Rob Owens rowens at ptd.net
Fri Apr 24 00:28:18 UTC 2009


On Thu, Apr 23, 2009 at 03:03:37PM -0700, Carl Keil wrote:
>>   Carl Keil wrote:
>>> Hey People,
>>>
>>> Is there anything special I need to do to install and format a 1TB  
>>> drive?  I installed a 500Gig drive on an older Fedora installation a  
>>> while ago and it wouldn't see the whole drive until I increased the  
>>> block size, I'm hoping I don't have to do that on this server.  Is a  
>>> 1TB drive basically plug and play on 32 bit Centos 5.
>>>
>>> Also, how would you fdisk and format it?  Would you do anything  
>>> special filesystem-wise?  I'm pretty new to >300 Gig drives.
>>> Thanks so much,
>>>
>>> ck
>>
>> Shouldn't be anything special necessary.  I routinely do 1TB and 2TB  
>> partitions on RAID arrays with CentOS and RHEL.  Your 1TB drive should  
>> be plug 'n' chug.
>>
>> Now, as to how to partition it, well, that depends on how you're going  
>> to use this drive on this system.  Can you give us any details on that  
>> so we can best advise you?
>>
>> --TP
>
> Well, I didn't want to get into specifics because this isn't exactly  
> educational.  I'm going to be using this drive as storage for MythTV  
> recordings.  So, mostly huge files bigger than 5Gigs each.
>
On my MythTV machine, ext3 takes quite a while to delete a file (due to the size).  I use JFS and it deletes files really quick.  XFS is supposed to be
almost as fast.

-Rob

> BTW - Here's what I'm talking about.  This doesn't look right to me.   
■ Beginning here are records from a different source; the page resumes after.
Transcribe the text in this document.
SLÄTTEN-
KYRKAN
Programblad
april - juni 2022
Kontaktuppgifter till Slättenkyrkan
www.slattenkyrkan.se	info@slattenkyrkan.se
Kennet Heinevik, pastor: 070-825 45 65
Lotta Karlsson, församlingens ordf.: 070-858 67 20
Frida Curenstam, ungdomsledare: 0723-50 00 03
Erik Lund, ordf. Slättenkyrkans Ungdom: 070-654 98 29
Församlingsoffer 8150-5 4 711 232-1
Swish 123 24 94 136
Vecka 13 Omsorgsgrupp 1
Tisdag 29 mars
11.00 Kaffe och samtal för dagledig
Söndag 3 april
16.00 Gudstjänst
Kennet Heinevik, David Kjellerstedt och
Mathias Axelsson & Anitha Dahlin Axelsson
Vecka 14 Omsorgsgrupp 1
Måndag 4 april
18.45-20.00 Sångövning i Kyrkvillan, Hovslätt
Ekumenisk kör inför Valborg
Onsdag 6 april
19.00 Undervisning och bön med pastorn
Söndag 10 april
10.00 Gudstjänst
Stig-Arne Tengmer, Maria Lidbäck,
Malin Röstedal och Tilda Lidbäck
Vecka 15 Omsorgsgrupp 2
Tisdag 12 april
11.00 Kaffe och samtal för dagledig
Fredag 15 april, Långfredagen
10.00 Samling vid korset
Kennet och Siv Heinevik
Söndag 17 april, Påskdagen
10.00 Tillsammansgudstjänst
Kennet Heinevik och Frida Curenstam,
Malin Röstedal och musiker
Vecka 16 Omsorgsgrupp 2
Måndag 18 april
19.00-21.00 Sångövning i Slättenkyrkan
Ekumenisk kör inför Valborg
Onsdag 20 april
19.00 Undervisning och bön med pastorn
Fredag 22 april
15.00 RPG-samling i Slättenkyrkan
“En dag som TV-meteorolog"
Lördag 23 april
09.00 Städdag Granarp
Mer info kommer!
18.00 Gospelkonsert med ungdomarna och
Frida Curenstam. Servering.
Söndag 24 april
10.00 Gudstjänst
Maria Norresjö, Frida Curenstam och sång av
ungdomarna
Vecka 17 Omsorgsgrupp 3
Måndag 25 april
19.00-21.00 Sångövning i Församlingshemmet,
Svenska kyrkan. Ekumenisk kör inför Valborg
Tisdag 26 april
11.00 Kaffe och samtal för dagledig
> First I fdisk I typed n for new partition, I selected primary, I  
> numbered it 1, then I took the defaults for first and end block.  Then I  
> hit "w" to write it to the partition table.  Then I did the following.   
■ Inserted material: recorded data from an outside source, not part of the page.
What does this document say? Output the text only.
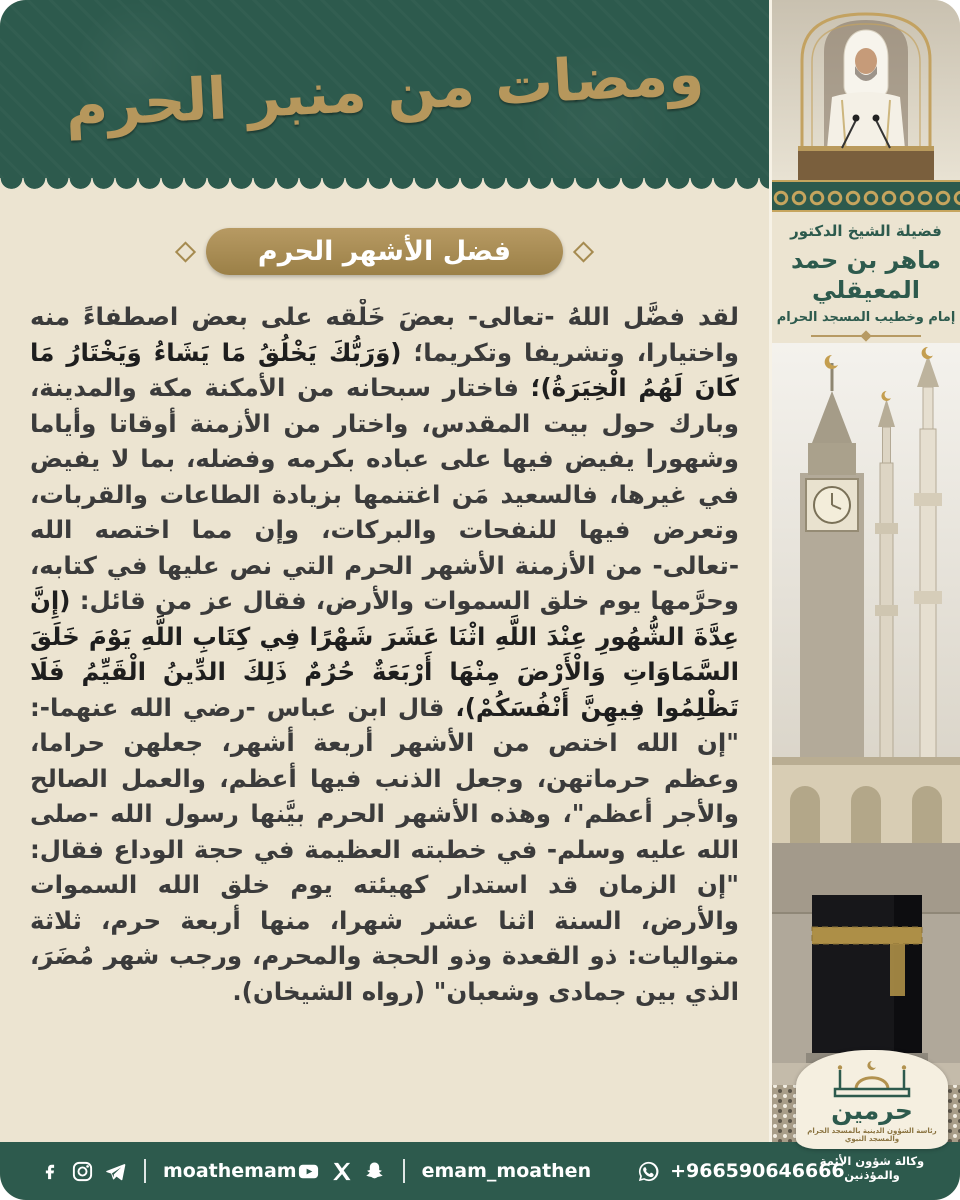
ومضات من منبر الحرم
فضيلة الشيخ الدكتور
ماهر بن حمد المعيقلي
إمام وخطيب المسجد الحرام
فضل الأشهر الحرم

لقد فضَّل اللهُ -تعالى- بعضَ خَلْقه على بعض اصطفاءً منه واختيارا، وتشريفا وتكريما؛ (وَرَبُّكَ يَخْلُقُ مَا يَشَاءُ وَيَخْتَارُ مَا كَانَ لَهُمُ الْخِيَرَةُ)؛ فاختار سبحانه من الأمكنة مكة والمدينة، وبارك حول بيت المقدس، واختار من الأزمنة أوقاتا وأياما وشهورا يفيض فيها على عباده بكرمه وفضله، بما لا يفيض في غيرها، فالسعيد مَن اغتنمها بزيادة الطاعات والقربات، وتعرض فيها للنفحات والبركات، وإن مما اختصه الله -تعالى- من الأزمنة الأشهر الحرم التي نص عليها في كتابه، وحرَّمها يوم خلق السموات والأرض، فقال عز من قائل: (إِنَّ عِدَّةَ الشُّهُورِ عِنْدَ اللَّهِ اثْنَا عَشَرَ شَهْرًا فِي كِتَابِ اللَّهِ يَوْمَ خَلَقَ السَّمَاوَاتِ وَالْأَرْضَ مِنْهَا أَرْبَعَةٌ حُرُمٌ ذَلِكَ الدِّينُ الْقَيِّمُ فَلَا تَظْلِمُوا فِيهِنَّ أَنْفُسَكُمْ)، قال ابن عباس -رضي الله عنهما-: "إن الله اختص من الأشهر أربعة أشهر، جعلهن حراما، وعظم حرماتهن، وجعل الذنب فيها أعظم، والعمل الصالح والأجر أعظم"، وهذه الأشهر الحرم بيَّنها رسول الله -صلى الله عليه وسلم- في خطبته العظيمة في حجة الوداع فقال: "إن الزمان قد استدار كهيئته يوم خلق الله السموات والأرض، السنة اثنا عشر شهرا، منها أربعة حرم، ثلاثة متواليات: ذو القعدة وذو الحجة والمحرم، ورجب شهر مُضَرَ، الذي بين جمادى وشعبان" (رواه الشيخان).

moathemam	emam_moathen	+966590646666
حرمين
رئاسة الشؤون الدينية بالمسجد الحرام والمسجد النبوي
وكالة شؤون الأئمة والمؤذنين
> That looks like an awfully small partition to me.  What did I do wrong?
>
> Thanks,
>
> [root at kitkat ~]# mkfs.ext3 /dev/sdb1
> mke2fs 1.39 (29-May-2006)
> Filesystem label=
> OS type: Linux
> Block size=4096 (log=2)
> Fragment size=4096 (log=2)
> 122109952 inodes, 244190000 blocks
> 12209500 blocks (5.00%) reserved for the super user
> First data block=0
> Maximum filesystem blocks=0
> 7453 block groups
> 32768 blocks per group, 32768 fragments per group
> 16384 inodes per group
> Superblock backups stored on blocks:
>        32768, 98304, 163840, 229376, 294912, 819200, 884736, 1605632,  
> 2654208,
>        4096000, 7962624, 11239424, 20480000, 23887872, 71663616, 78675968,
>        102400000, 214990848
>
> Writing inode tables: done                           Creating journal 
> (32768 blocks): done
> Writing superblocks and filesystem accounting information: done
>
> This filesystem will be automatically checked every 20 mounts or
> 180 days, whichever comes first.  Use tune2fs -c or -i to override.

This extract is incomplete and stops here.